BIG ORANGE got out this press release over the weekend: We have been hearing too many stories lately of "close calls" by our crews out there on the roads. One of our workers in Humboldt County had to run out of the way while flagging this past week as a car plowed into the car in front of them who was stopped at a workzone cue. The vehicle was inches away from hitting our flagger as he sprinted out of the way. We want you ALL to please remember that our crews are out there working to keep the roads safe for you. They are mothers, fathers, brothers, sisters, grandparents and someones child. SLOW DOWN and pay attention, their lives are more important then whatever you might be doing to cause you to be distracted while driving. Please watch this video as a reminder of who we are because we are much more then men and women in vests and hard hats. Thank you.

A SONOMA COUNTY READER WRITES. " Our midnight rambler, Efren Carrillo, cashed his political chips the night he took his personal "welcome wagon" to the streets of late night west side Santa Rosa, only to have his dressed-in-his-underwear advances dismissed followed but duly noted by SRPD. As much as "Captain Underpants" tries to play it down, there's just no way a guy this clueless can remain in office. He didn't learn that you have to wait till you get to Sacramento to start ramping up the "benefits schedule" via your constituents. Next time, Bosco and his crew will be more discerning in their plug and play political game and install someone a bit more subdued, a bit more patient. Notice that that big ham headed dude Gore , a total product of the Dem machine, keeps his personal life in far. Irv Sutley and I are plotting. Be unconcerned. Be VERY unconcerned."

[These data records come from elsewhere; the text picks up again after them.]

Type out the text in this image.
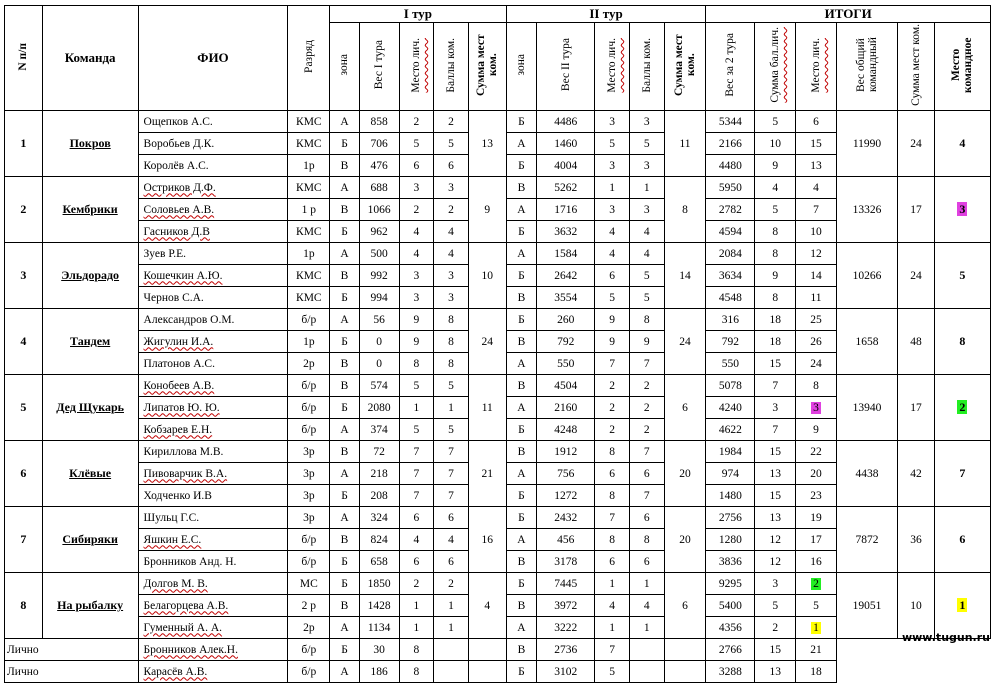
N п/п	Команда	ФИО	Разряд	I тур					II тур					ИТОГИ					
				зона	Вес I тура	Место лич.	Баллы ком.	Сумма мест ком.	зона	Вес II тура	Место лич.	Баллы ком.	Сумма мест ком.	Вес за 2 тура	Сумма бал.лич.	Место лич.	Вес общий командный	Сумма мест ком.	Место командное
1	Покров	Ощепков А.С.	КМС	А	858	2	2	13	Б	4486	3	3	11	5344	5	6	11990	24	4
		Воробьев Д.К.	КМС	Б	706	5	5		А	1460	5	5		2166	10	15			
		Королёв А.С.	1р	В	476	6	6		Б	4004	3	3		4480	9	13			
2	Кембрики	Остриков Д.Ф.	КМС	А	688	3	3	9	В	5262	1	1	8	5950	4	4	13326	17	3
		Соловьев А.В.	1 р	В	1066	2	2		А	1716	3	3		2782	5	7			
		Гасников Д.В	КМС	Б	962	4	4		Б	3632	4	4		4594	8	10			
3	Эльдорадо	Зуев Р.Е.	1р	А	500	4	4	10	А	1584	4	4	14	2084	8	12	10266	24	5
		Кошечкин А.Ю.	КМС	В	992	3	3		Б	2642	6	5		3634	9	14			
		Чернов С.А.	КМС	Б	994	3	3		В	3554	5	5		4548	8	11			
4	Тандем	Александров О.М.	б/р	А	56	9	8	24	Б	260	9	8	24	316	18	25	1658	48	8
		Жигулин И.А.	1р	Б	0	9	8		В	792	9	9		792	18	26			
		Платонов А.С.	2р	В	0	8	8		А	550	7	7		550	15	24			
5	Дед Щукарь	Конобеев А.В.	б/р	В	574	5	5	11	В	4504	2	2	6	5078	7	8	13940	17	2
		Липатов Ю. Ю.	б/р	Б	2080	1	1		А	2160	2	2		4240	3	3			
		Кобзарев Е.Н.	б/р	А	374	5	5		Б	4248	2	2		4622	7	9			
6	Клёвые	Кириллова М.В.	3р	В	72	7	7	21	В	1912	8	7	20	1984	15	22	4438	42	7
		Пивоварчик В.А.	3р	А	218	7	7		А	756	6	6		974	13	20			
		Ходченко И.В	3р	Б	208	7	7		Б	1272	8	7		1480	15	23			
7	Сибиряки	Шульц Г.С.	3р	А	324	6	6	16	Б	2432	7	6	20	2756	13	19	7872	36	6
		Яшкин Е.С.	б/р	В	824	4	4		А	456	8	8		1280	12	17			
		Бронников Анд. Н.	б/р	Б	658	6	6		В	3178	6	6		3836	12	16			
8	На рыбалку	Долгов М. В.	МС	Б	1850	2	2	4	Б	7445	1	1	6	9295	3	2	19051	10	1
		Белагорцева А.В.	2 р	В	1428	1	1		В	3972	4	4		5400	5	5			
		Гуменный А. А.	2р	А	1134	1	1		А	3222	1	1		4356	2	1			
Лично		Бронников Алек.Н.	б/р	Б	30	8			В	2736	7			2766	15	21			
Лично		Карасёв А.В.	б/р	А	186	8			Б	3102	5			3288	13	18			
www.tugun.ru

THE SUPERVISORS have been busy lately, and so has the Major. His extensive coverage of the recently released Kemper Mental Health Audit Report, plus the big Promotional Alliance tax giveaway, Judge Nadel's ruling that the proposed Proposition 172 Initiative is unconstitutional and must be withdrawn or resubmitted, and some pointed complaints about AT&T's poor local service is too long for print but can be found on the ava's ultra-cool website at:

Kemper Report:

Promo Giveaway:

Prop 172:


One Comment

  1. Nate Collins March 3, 2016

    Okay I was looking for the context in Off the Record to make this comment about homelessness. Here it is. Okay if someone is passing out tents which is exacerbating the problem then they are a troublemaker. Who is to say that this or any other pressing social issue doesn’t call for some creative troublemaking? The status quo is obviously not working and we couldn’t sweep this under the rug if we tried. So is it good for this inequality to be in our face everyday? That is the question, “Is it good to have the issue of inequality in our face all of the time? Well I think in some ways yes. The truly unfair thing in the whole equation is that the really wealthy will always have their neighborhood clean and tidy while the rest of us suffer the brunt of the dregs and the grime. If your “commons” is private and exclusive well then maybe you don’t care about the public commons. It’s the rest of us whose quality of life goes way down.